Seorang pendeta dari agama Kristen menyangkal.“Ya tidak bisa, pasti agama saya yang lebih dekat dengan Tuhan.” ujar pendeta

“kami memanggil Tuhan dengan ‘Bapa’. Nah kalian tahu sendiri kan lebih dekat mana anak sama bapaknya daripada keponakan dengan pamannya,” jawab pendeta.

Ustadz perwakilan Islam malah terbahak-bahak setelah mendengar argumen dari pendeta.

“Loh kenapa anda kok tertawa terus?” tanya pendeta penasaran.

“Apa anda merasa bahwa agama anda lebih dekat dengan tuhan?” sahut biksu bertanya.

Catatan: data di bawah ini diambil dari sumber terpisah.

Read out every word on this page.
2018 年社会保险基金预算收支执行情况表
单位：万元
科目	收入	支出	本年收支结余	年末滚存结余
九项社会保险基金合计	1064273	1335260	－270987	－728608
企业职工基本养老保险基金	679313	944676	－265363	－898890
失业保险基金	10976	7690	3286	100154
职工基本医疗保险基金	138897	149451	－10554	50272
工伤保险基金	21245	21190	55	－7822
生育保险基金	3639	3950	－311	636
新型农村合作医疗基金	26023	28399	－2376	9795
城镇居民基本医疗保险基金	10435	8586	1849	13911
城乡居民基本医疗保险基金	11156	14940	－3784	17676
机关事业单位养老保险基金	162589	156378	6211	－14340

“Ndak kok, saya ndak bilang gitu, boro-boro dekat justru agama saya malah paling jauh sendiri dengan Tuhan.” jawab Sang Ustadz dengan menahan tawanya.

“Lah kok bisa ?”

“ Lah gimana tidak, lah wong kalau di agama saya itu kalau memanggil Tuhan saja harus memakai Toa (pengeras suara),” jawab Ustadz.

Semoga Allah melapangkan hati kita dari sikap-sikap anti kritik dan menjaga kita dari kolesterol akibat kebanyakan makan daging. Amin ya rabbal al amin. Wallahu ‘alam bishawab.